I dream myself a thousand times around the world
But I can’t get out of this place.

There’s an emptiness inside her and she’d do anything to fill it in.
But all the colors mix together
to grey
And it breaks her heart.

How she wishes it was different
She prays to God most every night.
And though she swears it doesn’t listen
There’s still a hope in her it might.

She says I pray,
Oh but they all fall on deaf ears
Am I supposed to take it all myself
To get out of this place?

Oh there’s an emptiness inside her
And she’d do anything to fill it in
And though it’s red blood bleeding from Her now,
it feels like cold blue ice in her heart.
When all the colors mix to grey
And it breaks her heart

There’s a stranger speaks outside her door,
Says take what you can from your dreams.
Make them as real as anything
Oh it’d take the work out of the courage.

But she says please
There’s a crazy man that’s creeping outside my door,
I live on the corner of grey street
and the end of the world.

Oh there’s an emptiness inside her
and she’d do anything to fill it in,
and though it’s red blood bleeding from her now it feels like cold blue ice
in her heart.

She feels like kicking out all the windows and setting fire to this life
She could change everything about her
Using colors bold and bright
But all the colors mix together
To grey
And it breaks her heart
To grey.

Grey, not blue, is a much better color metaphor for depression. It is an involuntary, bland and lifeless place tempered by a spectrum of grey–some days feel a bit lighter while others get dark and bleak and the darkness is where the pain is most crippling. It blinds and obscures the ability to see anyone else. Shame, pity and solitary confinement are a heavy, muddy cloak draping and pulling down.

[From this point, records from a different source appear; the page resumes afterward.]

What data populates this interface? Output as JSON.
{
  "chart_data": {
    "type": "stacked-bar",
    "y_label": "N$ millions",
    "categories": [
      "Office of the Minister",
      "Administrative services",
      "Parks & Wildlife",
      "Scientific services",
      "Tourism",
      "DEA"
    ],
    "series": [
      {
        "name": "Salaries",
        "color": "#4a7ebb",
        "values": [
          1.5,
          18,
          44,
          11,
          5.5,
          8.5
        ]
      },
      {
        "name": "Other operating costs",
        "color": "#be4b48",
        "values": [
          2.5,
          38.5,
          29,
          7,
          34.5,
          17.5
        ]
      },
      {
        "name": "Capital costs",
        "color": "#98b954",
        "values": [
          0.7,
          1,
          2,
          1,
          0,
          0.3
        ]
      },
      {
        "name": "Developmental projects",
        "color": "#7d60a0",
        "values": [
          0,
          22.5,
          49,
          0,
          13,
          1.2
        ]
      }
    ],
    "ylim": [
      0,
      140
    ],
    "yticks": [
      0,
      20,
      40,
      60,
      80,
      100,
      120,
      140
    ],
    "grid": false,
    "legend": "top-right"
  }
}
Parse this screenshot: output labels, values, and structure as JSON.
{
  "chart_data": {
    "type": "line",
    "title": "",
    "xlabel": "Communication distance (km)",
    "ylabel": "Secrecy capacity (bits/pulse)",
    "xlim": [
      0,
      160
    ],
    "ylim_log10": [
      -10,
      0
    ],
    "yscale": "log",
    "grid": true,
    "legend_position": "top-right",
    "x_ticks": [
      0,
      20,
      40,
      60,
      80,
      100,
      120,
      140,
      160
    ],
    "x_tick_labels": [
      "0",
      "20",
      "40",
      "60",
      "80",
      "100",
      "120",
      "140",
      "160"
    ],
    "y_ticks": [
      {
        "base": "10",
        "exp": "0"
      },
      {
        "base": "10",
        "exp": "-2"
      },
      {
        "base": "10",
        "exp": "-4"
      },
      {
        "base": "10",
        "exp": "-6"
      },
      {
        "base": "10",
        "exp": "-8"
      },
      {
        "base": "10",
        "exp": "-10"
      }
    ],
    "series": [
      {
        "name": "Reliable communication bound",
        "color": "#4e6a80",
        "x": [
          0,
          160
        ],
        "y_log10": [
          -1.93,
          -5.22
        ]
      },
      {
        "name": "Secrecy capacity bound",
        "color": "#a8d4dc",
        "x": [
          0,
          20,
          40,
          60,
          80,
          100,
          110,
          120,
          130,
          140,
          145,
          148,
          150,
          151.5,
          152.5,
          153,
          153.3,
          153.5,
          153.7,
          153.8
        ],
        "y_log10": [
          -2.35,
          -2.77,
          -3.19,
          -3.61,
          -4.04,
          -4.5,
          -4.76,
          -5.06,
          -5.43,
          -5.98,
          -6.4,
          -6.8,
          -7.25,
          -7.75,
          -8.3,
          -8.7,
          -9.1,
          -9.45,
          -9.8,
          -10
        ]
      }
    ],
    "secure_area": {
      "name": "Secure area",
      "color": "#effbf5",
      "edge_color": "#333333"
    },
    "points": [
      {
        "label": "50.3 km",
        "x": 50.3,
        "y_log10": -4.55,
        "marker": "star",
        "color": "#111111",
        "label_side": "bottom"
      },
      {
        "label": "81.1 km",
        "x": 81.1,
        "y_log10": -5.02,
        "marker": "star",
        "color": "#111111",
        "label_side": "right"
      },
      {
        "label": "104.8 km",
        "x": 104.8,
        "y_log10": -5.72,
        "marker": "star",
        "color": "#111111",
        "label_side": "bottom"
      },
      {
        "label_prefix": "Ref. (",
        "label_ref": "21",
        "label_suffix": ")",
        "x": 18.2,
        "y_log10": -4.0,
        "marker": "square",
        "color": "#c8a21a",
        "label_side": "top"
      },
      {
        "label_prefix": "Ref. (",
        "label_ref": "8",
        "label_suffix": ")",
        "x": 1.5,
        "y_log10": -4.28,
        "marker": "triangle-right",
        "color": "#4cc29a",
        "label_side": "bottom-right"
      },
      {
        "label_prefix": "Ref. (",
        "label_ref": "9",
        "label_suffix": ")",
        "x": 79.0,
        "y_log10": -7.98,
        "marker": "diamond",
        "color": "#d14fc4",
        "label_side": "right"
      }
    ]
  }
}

I hope it isn’t redundant to reference song lyrics again.  While I can’t be so histrionic as to say I’ve been “crippled” with grey lately, I have also been in the winter doldrums for sure.  Imagining the connections I can make to other thoughts and heroes, in spite of the chilled dormancy, has helped to prompt and stimulate me, borrow some energy from creative heroes for some inspiration.  And who isn’t inspired by some Dave Matthews?